Author Harms traces the history of the region in part by
focusing on three principle characters – explorer Henry Morton Stanley, slaver
Tippu Tip, and explorer Pierre Savorgnan de Brazza. Each man was a force unto himself. Stanley as
a fiercely determined explorer, the first European to traverse the Congo, and
secondly as an operative who secured control of the central Congo for King
Leopold II. Although he was of mixed
Africa/Arab heritage, Tippu Tip was culturally an Arab from Zanzibar who
controlled the slave and ivory trade for years from his ruling post in Kosongo,
eastern Congo. De Brazza came later onto the scene and successfully wrested
authority over the western side of the Congo river for France. Stanley and
Tippu Tip knew each other and interacted cautiously over the years.
These men notwithstanding, the tragedy of the Congo was
written mostly on account of exploitation. First it was slaves sent by Arabs
east to the markets of Zanzibar. Villages were raided and captives taken. Life
for the people was completely disrupted. Concomitantly, vast ivory stocks that had been
accumulating for centuries in jungle villages were pillaged and also sent
east. Stanley and others in thrall to
Leopold contested to acquire and send ivory west to the Atlantic. The quest for this white gold became
extremely violent as stocks were limited.
Slowly the external slave trade and Arab suzerainty were eliminated.
However, the system of brutal acquisition transferred easily to rubber, where
it became much more prevalent under authorities granted to concessional
companies, both in the Congo Free State and in French territory.

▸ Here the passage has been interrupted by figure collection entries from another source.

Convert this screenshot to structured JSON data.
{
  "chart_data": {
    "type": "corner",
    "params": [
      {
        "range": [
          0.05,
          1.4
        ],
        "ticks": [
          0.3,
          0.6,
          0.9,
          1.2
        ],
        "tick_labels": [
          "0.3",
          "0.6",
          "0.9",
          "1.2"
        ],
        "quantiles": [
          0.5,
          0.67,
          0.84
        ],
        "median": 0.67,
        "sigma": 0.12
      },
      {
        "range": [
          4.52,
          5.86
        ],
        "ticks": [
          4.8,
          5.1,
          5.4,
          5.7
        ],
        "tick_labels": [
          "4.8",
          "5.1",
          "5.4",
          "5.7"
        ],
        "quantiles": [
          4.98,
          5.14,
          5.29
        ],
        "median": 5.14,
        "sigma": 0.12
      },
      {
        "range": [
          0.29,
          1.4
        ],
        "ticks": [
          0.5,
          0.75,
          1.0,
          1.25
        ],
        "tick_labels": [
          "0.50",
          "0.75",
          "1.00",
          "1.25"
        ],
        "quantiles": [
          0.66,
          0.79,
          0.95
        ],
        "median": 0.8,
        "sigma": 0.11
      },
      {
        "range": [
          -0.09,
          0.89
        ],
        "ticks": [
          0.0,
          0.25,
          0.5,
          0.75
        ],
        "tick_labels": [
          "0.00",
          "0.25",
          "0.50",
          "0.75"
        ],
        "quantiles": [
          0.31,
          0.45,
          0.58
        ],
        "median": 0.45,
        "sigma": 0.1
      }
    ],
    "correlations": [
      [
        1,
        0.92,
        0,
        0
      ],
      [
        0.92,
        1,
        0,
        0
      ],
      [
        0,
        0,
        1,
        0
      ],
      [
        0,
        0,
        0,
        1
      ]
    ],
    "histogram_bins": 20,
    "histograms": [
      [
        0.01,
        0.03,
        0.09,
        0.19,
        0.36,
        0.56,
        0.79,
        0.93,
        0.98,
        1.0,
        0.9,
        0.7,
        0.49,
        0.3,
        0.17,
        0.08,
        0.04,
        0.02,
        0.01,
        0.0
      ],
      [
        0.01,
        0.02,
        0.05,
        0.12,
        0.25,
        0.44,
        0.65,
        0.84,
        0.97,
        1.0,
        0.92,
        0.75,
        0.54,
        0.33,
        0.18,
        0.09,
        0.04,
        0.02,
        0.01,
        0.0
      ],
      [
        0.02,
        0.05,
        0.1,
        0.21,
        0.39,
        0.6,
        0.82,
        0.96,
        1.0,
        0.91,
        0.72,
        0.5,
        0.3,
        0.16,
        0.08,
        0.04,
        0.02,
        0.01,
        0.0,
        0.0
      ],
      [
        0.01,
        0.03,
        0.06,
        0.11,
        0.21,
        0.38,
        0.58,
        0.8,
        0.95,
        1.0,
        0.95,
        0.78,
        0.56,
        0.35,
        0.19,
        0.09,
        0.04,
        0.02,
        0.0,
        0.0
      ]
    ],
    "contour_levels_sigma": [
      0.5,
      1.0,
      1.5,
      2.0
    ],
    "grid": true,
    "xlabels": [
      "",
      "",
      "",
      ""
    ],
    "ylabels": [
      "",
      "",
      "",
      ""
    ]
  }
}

Villagers were
compelled to produce quantities of wild rubber upon pain of death. Many were
killed, maimed – hands and ears cut off, hostages taken, men flogged, etc. to
compel production. But like ivory, wild
rubber too was an un-replenishable resource.
The victims of exploitation were the African inhabitants of
the region. Probably more than 3 million
perished. Author Harms goes to some
length to acknowledge that Congo basin villages had working political systems
based on the rule of a “big man.”
However, the nature of the vast rain forest limited inter connectivity
and there were no larger political groupings.
This made outside exploitation easier as villagers could not raise
coalitions to combat the interlopers. Yet,
they resisted. Rebellion was brutally suppressed. Harms notes that as the Arabs/Europeans
sought to extend control beyond the forest, they encountered better organized local
opposition.
Against the backdrop of what was going on in Africa, Harms
recounts machinations in Europe regarding the Congo. His detailed history
tabulates King Leopold’s quest to own the region, the complex diplomacy of
Europe, the justification (and hypocrisy) of anti-slavery motivations, and the
corruption involved in it all. It is a
telling indictment of greed, manipulation and narcissism run amuck. Calls for
the civilizing mission won over the public until it finally became evident that
the exploitation of the Congo basin was based on extreme abuses of the
indigenous people. For this there was
little final reckoning, instead the
brutal coercive systems were subsumed into government run colonialism
that lasted another sixty years.
Harms certainly did his homework. This is a well-researched,
well documented history. Sources were
not just European diaries and records, but also recollections by Africans. The
sum is a definitive study of Equatorial Africa in the time referenced. Besides that, it is an engaging read of
interest not just to scholars, but to a wider readership.